他の村に行った時に悪い噂が広がっていやしないかと、一々確認することになりそうで辟易した。
「……噂っていえばさ、セイヴェルン領に出た盗賊の処理、しておいたよ」
「流石はヒナゲシ! 仕事が速いのは素晴らしいな!」
「……ま、褒められて悪い気はしないけどね?」
サイドポニーをさっと払って、ヒナゲシは若干頬を赤くして目を逸らした。
褒め殺しに弱いというか、どこか子供っぽいというか。
高らかに笑うガイアスと、どこか恥ずかしさを孕んだヒナゲシの表情に、シオンが勘違いをするのが……地獄の始まりだった。
「えっと、お義兄ちゃんとヒナゲシさんは、お付き合いを――」
ガイアスが、「はっはっは、ないない」と笑って流そうとしたその瞬間、空気ががらりと変わる。
シオンは何かまずったかと思ったが後の祭り。
ちらりと、目の前に居たサイドポニーのお姉さんを見れば、にこやかに笑っていた。……ただし瞳はその限りにあらず。
不気味な様相に悲鳴をあげるより先に、ヒナゲシは言う。
「違う違う。シオンのお義兄ちゃんを取ったりはしないから安心して。あ、そうそう。せっかくだから僕のことを少し教えてあげよう。というよりは、シオンもこの城内の関係を把握しておく必要があるからね。うん。いいかい? 僕が――」
「その先、何を言おうとしているのかしら?」
さも楽しそうに語っていたヒナゲシの表情も恐ろしかったが、それ以上に冷え切った声が背後から響く。嫌な予感に、錆びついた蝶番のような首回りでシオンは背後を見て、そしてそこには修羅が居た。
「ねえヒナゲシ。シオンのような幼気な女の子に、嘘を教えてしまったら信じてしまうでしょう?」
「やだな。僕は本当のことを教えようとしただけだよ。それよりも、僕がシオンと話をしているから、あとにしてくれると嬉しいかな。あぁそうだ、王女サマに回さなきゃいけない書類があったから、そっちやっててよ」
「それなら、そうね。シオン、私と一緒に散歩に行きましょうか。ヒナゲシは後で、その仕事を纏めて渡してくれればいいから、もうちょっと頑張ってて」
「あはは、冗談きついな王女サマ。王女サマの仕事が終わんなかったら、僕の仕事が終わるわけないじゃないか」
「あら、この状況で終わらせてあげると思っているの?」
「あはは、面白いねそれ」
「うふふ」
なんだかヤバい状況になった。
ガイアスが額から汗をたらりと流して雲行を見守っている中、同じように状況を把握しているはずの竜基が隣で口を開いた。
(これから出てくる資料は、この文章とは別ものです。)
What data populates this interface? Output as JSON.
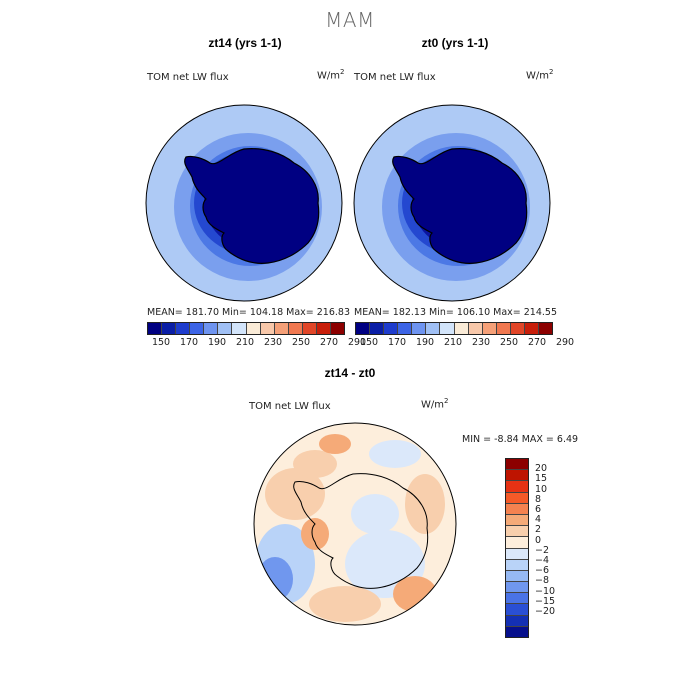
{
  "figure": {
    "title": "MAM"
  },
  "panels": [
    {
      "title": "zt14 (yrs 1-1)",
      "field_label": "TOM net LW flux",
      "units": "W/m",
      "units_exp": "2",
      "stats": "MEAN=  181.70   Min=  104.18   Max=  216.83"
    },
    {
      "title": "zt0 (yrs 1-1)",
      "field_label": "TOM net LW flux",
      "units": "W/m",
      "units_exp": "2",
      "stats": "MEAN=  182.13   Min=  106.10   Max=  214.55"
    },
    {
      "title": "zt14 - zt0",
      "field_label": "TOM net LW flux",
      "units": "W/m",
      "units_exp": "2",
      "stats": "MIN =    -8.84  MAX =    6.49"
    }
  ],
  "abs_colorbar": {
    "colors": [
      "#000082",
      "#0a1ea6",
      "#1e3ccd",
      "#3c64e6",
      "#6e94f0",
      "#a0c0f5",
      "#d2e4fa",
      "#faebd7",
      "#f8c8aa",
      "#f5a078",
      "#f07850",
      "#e14628",
      "#c81e0a",
      "#8c0000"
    ],
    "tick_labels": [
      "150",
      "170",
      "190",
      "210",
      "230",
      "250",
      "270",
      "290"
    ]
  },
  "diff_colorbar": {
    "colors": [
      "#8c0000",
      "#be1400",
      "#e63214",
      "#f55a28",
      "#f58250",
      "#f5aa78",
      "#f8cfad",
      "#fdeedc",
      "#dbe8fa",
      "#b9d3f8",
      "#96b9f3",
      "#7097ee",
      "#4a73e6",
      "#2a4fd4",
      "#1430b4",
      "#060f8c"
    ],
    "tick_labels": [
      "20",
      "15",
      "10",
      "8",
      "6",
      "4",
      "2",
      "0",
      "−2",
      "−4",
      "−6",
      "−8",
      "−10",
      "−15",
      "−20"
    ]
  },
  "chart_data": [
    {
      "type": "heatmap",
      "title": "zt14 (yrs 1-1)",
      "variable": "TOM net LW flux",
      "units": "W/m2",
      "projection": "south polar stereographic",
      "mean": 181.7,
      "min": 104.18,
      "max": 216.83,
      "levels": [
        150,
        160,
        170,
        180,
        190,
        200,
        210,
        220,
        230,
        240,
        250,
        260,
        270,
        280,
        290
      ]
    },
    {
      "type": "heatmap",
      "title": "zt0 (yrs 1-1)",
      "variable": "TOM net LW flux",
      "units": "W/m2",
      "projection": "south polar stereographic",
      "mean": 182.13,
      "min": 106.1,
      "max": 214.55,
      "levels": [
        150,
        160,
        170,
        180,
        190,
        200,
        210,
        220,
        230,
        240,
        250,
        260,
        270,
        280,
        290
      ]
    },
    {
      "type": "heatmap",
      "title": "zt14 - zt0",
      "variable": "TOM net LW flux",
      "units": "W/m2",
      "projection": "south polar stereographic",
      "min": -8.84,
      "max": 6.49,
      "levels": [
        -20,
        -15,
        -10,
        -8,
        -6,
        -4,
        -2,
        0,
        2,
        4,
        6,
        8,
        10,
        15,
        20
      ]
    }
  ]
}
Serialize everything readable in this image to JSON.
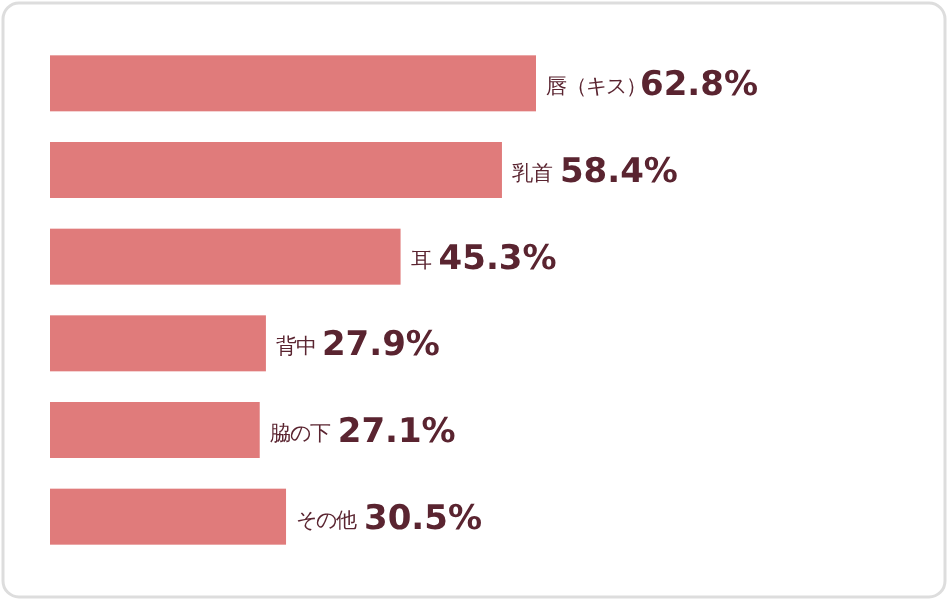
{
  "chart_data": {
    "type": "bar",
    "orientation": "horizontal",
    "categories": [
      "唇（キス）",
      "乳首",
      "耳",
      "背中",
      "脇の下",
      "その他"
    ],
    "values": [
      62.8,
      58.4,
      45.3,
      27.9,
      27.1,
      30.5
    ],
    "value_labels": [
      "62.8%",
      "58.4%",
      "45.3%",
      "27.9%",
      "27.1%",
      "30.5%"
    ],
    "color": "#e07b7b"
  }
}
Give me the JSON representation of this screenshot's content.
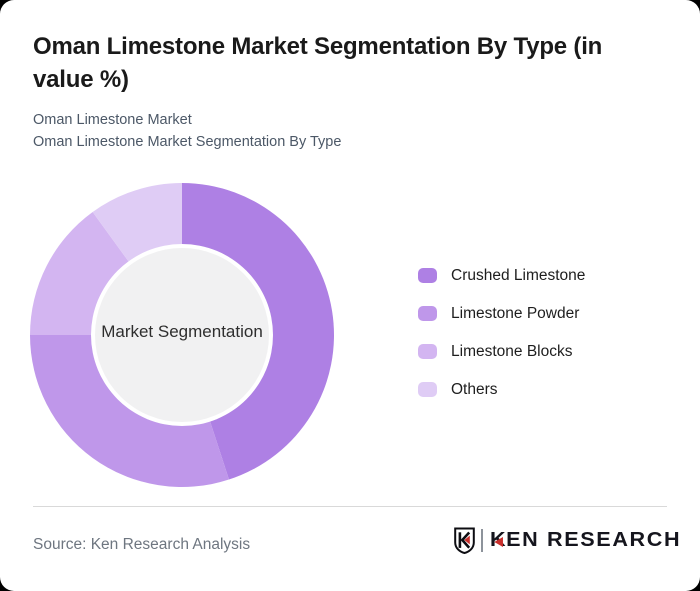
{
  "card": {
    "title": "Oman Limestone Market Segmentation By Type (in value %)",
    "subtitle_line1": "Oman Limestone Market",
    "subtitle_line2": "Oman Limestone Market Segmentation By Type",
    "source": "Source: Ken Research Analysis"
  },
  "logo": {
    "badge_letter": "K",
    "wordmark_first_letter": "K",
    "wordmark_rest": "EN RESEARCH",
    "brand_red": "#c92f2c",
    "brand_dark": "#15151d"
  },
  "chart_data": {
    "type": "pie",
    "subtype": "donut",
    "title": "Oman Limestone Market Segmentation By Type (in value %)",
    "center_label": "Market Segmentation",
    "categories": [
      "Crushed Limestone",
      "Limestone Powder",
      "Limestone Blocks",
      "Others"
    ],
    "values": [
      45,
      30,
      15,
      10
    ],
    "unit": "percent of market value",
    "colors": [
      "#ae80e4",
      "#bf97ea",
      "#d3b5f1",
      "#dfccf5"
    ],
    "start_angle_deg": 0,
    "direction": "clockwise",
    "legend_position": "right",
    "hole_ring_color": "#ffffff",
    "hole_fill_color": "#f1f1f2",
    "outer_radius_px": 152,
    "hole_radius_px": 91,
    "inner_circle_radius_px": 87
  }
}
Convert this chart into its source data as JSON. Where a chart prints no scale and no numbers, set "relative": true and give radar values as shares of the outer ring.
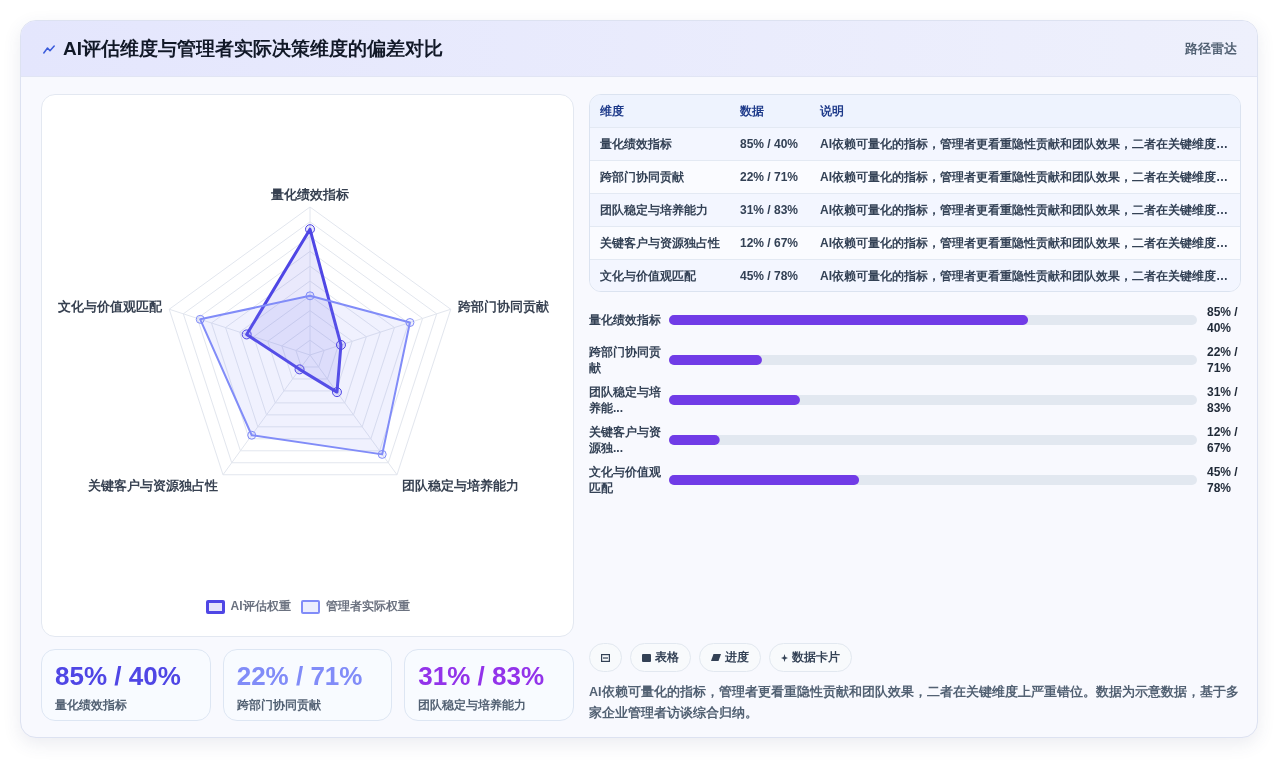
{
  "chart_data": [
    {
      "type": "other",
      "title": "AI评估维度与管理者实际决策维度的偏差对比",
      "subtitle": "路径雷达"
    },
    {
      "type": "radar",
      "relative": true,
      "categories": [
        "量化绩效指标",
        "跨部门协同贡献",
        "团队稳定与培养能力",
        "关键客户与资源独占性",
        "文化与价值观匹配"
      ],
      "series": [
        {
          "name": "AI评估权重",
          "color": "#4f46e5",
          "values": [
            0.85,
            0.22,
            0.31,
            0.12,
            0.45
          ]
        },
        {
          "name": "管理者实际权重",
          "color": "#818cf8",
          "values": [
            0.4,
            0.71,
            0.83,
            0.67,
            0.78
          ]
        }
      ],
      "grid": true,
      "legend": "bottom",
      "marker": "circle"
    },
    {
      "type": "other",
      "categories": [
        "维度",
        "数据",
        "说明"
      ],
      "cell_labels": [
        [
          "量化绩效指标",
          "85% / 40%",
          "AI依赖可量化的指标，管理者更看重隐性贡献和团队效果，二者在关键维度…"
        ],
        [
          "跨部门协同贡献",
          "22% / 71%",
          "AI依赖可量化的指标，管理者更看重隐性贡献和团队效果，二者在关键维度…"
        ],
        [
          "团队稳定与培养能力",
          "31% / 83%",
          "AI依赖可量化的指标，管理者更看重隐性贡献和团队效果，二者在关键维度…"
        ],
        [
          "关键客户与资源独占性",
          "12% / 67%",
          "AI依赖可量化的指标，管理者更看重隐性贡献和团队效果，二者在关键维度…"
        ],
        [
          "文化与价值观匹配",
          "45% / 78%",
          "AI依赖可量化的指标，管理者更看重隐性贡献和团队效果，二者在关键维度…"
        ]
      ]
    },
    {
      "type": "bar",
      "orientation": "horizontal",
      "categories": [
        "量化绩效指标",
        "跨部门协同贡献",
        "团队稳定与培养能...",
        "关键客户与资源独...",
        "文化与价值观匹配"
      ],
      "values": [
        85,
        22,
        31,
        12,
        45
      ],
      "color": "#713ce7",
      "xlim": [
        0,
        125
      ],
      "value_labels": [
        "85% / 40%",
        "22% / 71%",
        "31% / 83%",
        "12% / 67%",
        "45% / 78%"
      ]
    },
    {
      "type": "other",
      "categories": [
        "量化绩效指标",
        "跨部门协同贡献",
        "团队稳定与培养能力"
      ],
      "value_labels": [
        "85% / 40%",
        "22% / 71%",
        "31% / 83%"
      ]
    },
    {
      "type": "other",
      "categories": [
        null,
        "表格",
        "进度",
        "数据卡片"
      ],
      "annotations": [
        "AI依赖可量化的指标，管理者更看重隐性贡献和团队效果，二者在关键维度上严重错位。数据为示意数据，基于多家企业管理者访谈综合归纳。"
      ]
    }
  ]
}
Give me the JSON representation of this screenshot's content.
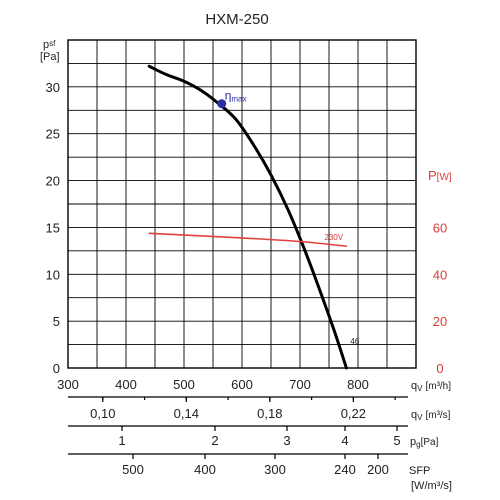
{
  "chart_data": {
    "type": "line",
    "title": "HXM-250",
    "left_axis": {
      "label_main": "p",
      "label_sub": "sf",
      "unit": "[Pa]",
      "ylim": [
        0,
        35
      ],
      "ticks": [
        0,
        5,
        10,
        15,
        20,
        25,
        30
      ],
      "tick_labels": [
        "0",
        "5",
        "10",
        "15",
        "20",
        "25",
        "30"
      ]
    },
    "right_axis": {
      "label_main": "P",
      "unit": "[W]",
      "ylim": [
        0,
        140
      ],
      "ticks": [
        0,
        20,
        40,
        60
      ],
      "tick_labels": [
        "0",
        "20",
        "40",
        "60"
      ],
      "color": "#d6403a"
    },
    "x_axes": [
      {
        "name": "qv_m3h",
        "label": "q",
        "label_sub": "V",
        "unit": "[m³/h]",
        "ticks": [
          300,
          400,
          500,
          600,
          700,
          800
        ],
        "tick_labels": [
          "300",
          "400",
          "500",
          "600",
          "700",
          "800"
        ]
      },
      {
        "name": "qv_m3s",
        "label": "q",
        "label_sub": "V",
        "unit": "[m³/s]",
        "ticks": [
          0.1,
          0.14,
          0.18,
          0.22
        ],
        "tick_labels": [
          "0,10",
          "0,14",
          "0,18",
          "0,22"
        ]
      },
      {
        "name": "pg",
        "label": "p",
        "label_sub": "g",
        "unit": "[Pa]",
        "ticks": [
          1,
          2,
          3,
          4,
          5
        ],
        "tick_labels": [
          "1",
          "2",
          "3",
          "4",
          "5"
        ]
      },
      {
        "name": "sfp",
        "label": "SFP",
        "unit": "[W/m³/s]",
        "ticks": [
          500,
          400,
          300,
          240,
          200
        ],
        "tick_labels": [
          "500",
          "400",
          "300",
          "240",
          "200"
        ]
      }
    ],
    "xlim": [
      300,
      900
    ],
    "grid": true,
    "series": [
      {
        "axis": "left",
        "color": "#000000",
        "x": [
          440,
          470,
          500,
          530,
          560,
          590,
          620,
          650,
          680,
          710,
          740,
          760,
          780
        ],
        "y": [
          32.2,
          31.3,
          30.6,
          29.6,
          28.2,
          26.5,
          23.8,
          20.6,
          16.8,
          12.3,
          7.3,
          3.8,
          0
        ],
        "end_label": "46"
      },
      {
        "axis": "right",
        "name": "230V",
        "color": "#e0403a",
        "x": [
          440,
          600,
          700,
          780
        ],
        "y": [
          57.5,
          55.5,
          54,
          52
        ]
      }
    ],
    "annotations": [
      {
        "text": "η",
        "sub": "max",
        "x": 565,
        "y": 28.2,
        "axis": "left",
        "marker_color": "#2b2ea8"
      }
    ]
  }
}
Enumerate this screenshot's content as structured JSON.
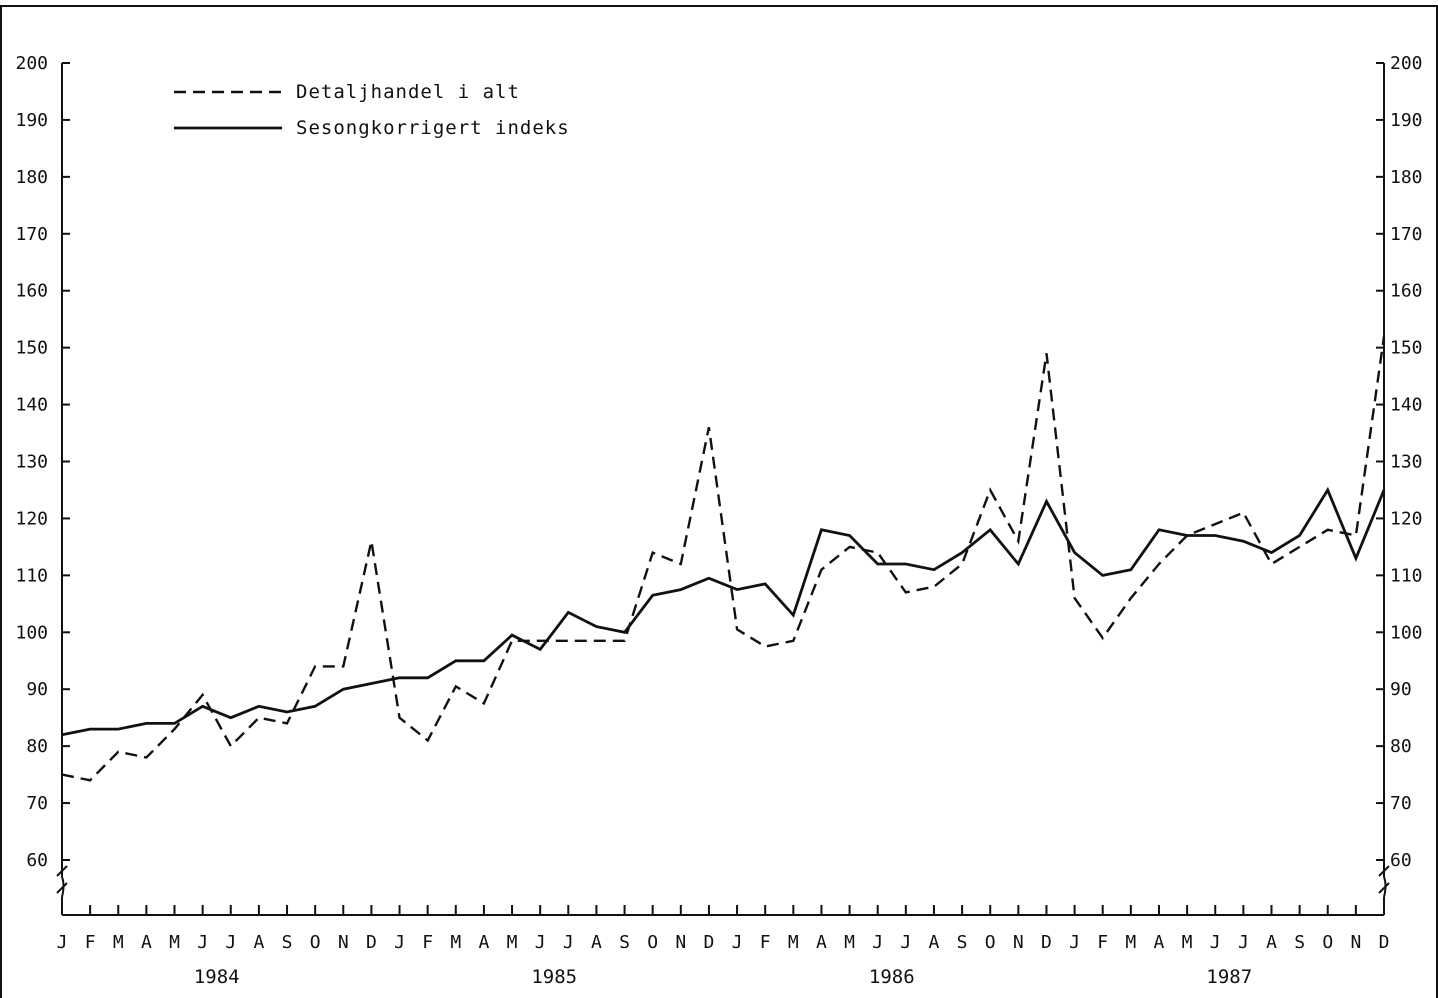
{
  "chart_data": {
    "type": "line",
    "title": "",
    "xlabel": "",
    "ylabel": "",
    "ylim": [
      50,
      200
    ],
    "yticks": [
      60,
      70,
      80,
      90,
      100,
      110,
      120,
      130,
      140,
      150,
      160,
      170,
      180,
      190,
      200
    ],
    "axis_break": true,
    "dual_y_axis": true,
    "grid": false,
    "legend_position": "top-left",
    "month_labels": [
      "J",
      "F",
      "M",
      "A",
      "M",
      "J",
      "J",
      "A",
      "S",
      "O",
      "N",
      "D",
      "J",
      "F",
      "M",
      "A",
      "M",
      "J",
      "J",
      "A",
      "S",
      "O",
      "N",
      "D",
      "J",
      "F",
      "M",
      "A",
      "M",
      "J",
      "J",
      "A",
      "S",
      "O",
      "N",
      "D",
      "J",
      "F",
      "M",
      "A",
      "M",
      "J",
      "J",
      "A",
      "S",
      "O",
      "N",
      "D"
    ],
    "years": [
      "1984",
      "1985",
      "1986",
      "1987"
    ],
    "series": [
      {
        "name": "Detaljhandel i alt",
        "style": "dashed",
        "color": "#111111",
        "values": [
          75,
          74,
          79,
          78,
          83,
          89,
          80,
          85,
          84,
          94,
          94,
          116,
          85,
          81,
          90.5,
          87.5,
          98.5,
          98.5,
          98.5,
          98.5,
          98.5,
          114,
          112,
          136,
          100.5,
          97.5,
          98.5,
          111,
          115,
          114,
          107,
          108,
          112,
          125,
          116,
          149,
          106,
          99,
          106,
          112,
          117,
          119,
          121,
          112,
          115,
          118,
          117,
          152
        ]
      },
      {
        "name": "Sesongkorrigert indeks",
        "style": "solid",
        "color": "#111111",
        "values": [
          82,
          83,
          83,
          84,
          84,
          87,
          85,
          87,
          86,
          87,
          90,
          91,
          92,
          92,
          95,
          95,
          99.5,
          97,
          103.5,
          101,
          100,
          106.5,
          107.5,
          109.5,
          107.5,
          108.5,
          103,
          118,
          117,
          112,
          112,
          111,
          114,
          118,
          112,
          123,
          114,
          110,
          111,
          118,
          117,
          117,
          116,
          114,
          117,
          125,
          113,
          125
        ]
      }
    ]
  }
}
「そういえばさ、さっきファリンが俺のとこに来てさ。『みぃはNINJA失格です……』って落ち込んでたんだけど、何があったんだろうね」
「今、そんなことを言ってる場合か……根性でも辛いぞ……?」
「やだな、現実逃避に決まってるじゃないか」
「りゅううきいいいいいい!!」
乾いた笑いに目はうつろ。女の圧力というのはほとほと怖いもので。
とてもではないが割りこめる空気ではない。だから怯えた瞳でガイアスの方を見る童女が居ても、彼にはどうすることも出来なかった。
「ああそう、分かったよ。いいよじゃあ、シオンの案内してあげなよ」
「もとよりそのつもりよ? シオン、ついていらっしゃい。色々教えてあげるから」
どうやら、収束したようである。
ほっと一息ついた竜基とガイアスは、横を通り過ぎるアリサに目をやった。
「それじゃ私、シオンの案内に行ってくるわね」
「ああうん、いってらっしゃい!」
「お、おう! 気をつけてな!」
こくこくと頷く竜基とガイアス。やっとこの騒ぎが収まるのかとほっとした、その矢先だった。
「さぁて、仕事はちょっと残ってるけど――」
三人の背後から聞こえる、伸びを交えた心地よさそうな声。
まずアリサが振り返った。シオンの争奪戦に敗北したというのに、やたらと余裕そうなその声色はいったい何かと。
だが、それを問いかけるよりも早く開いたヒナゲシの口が爆弾を落とす。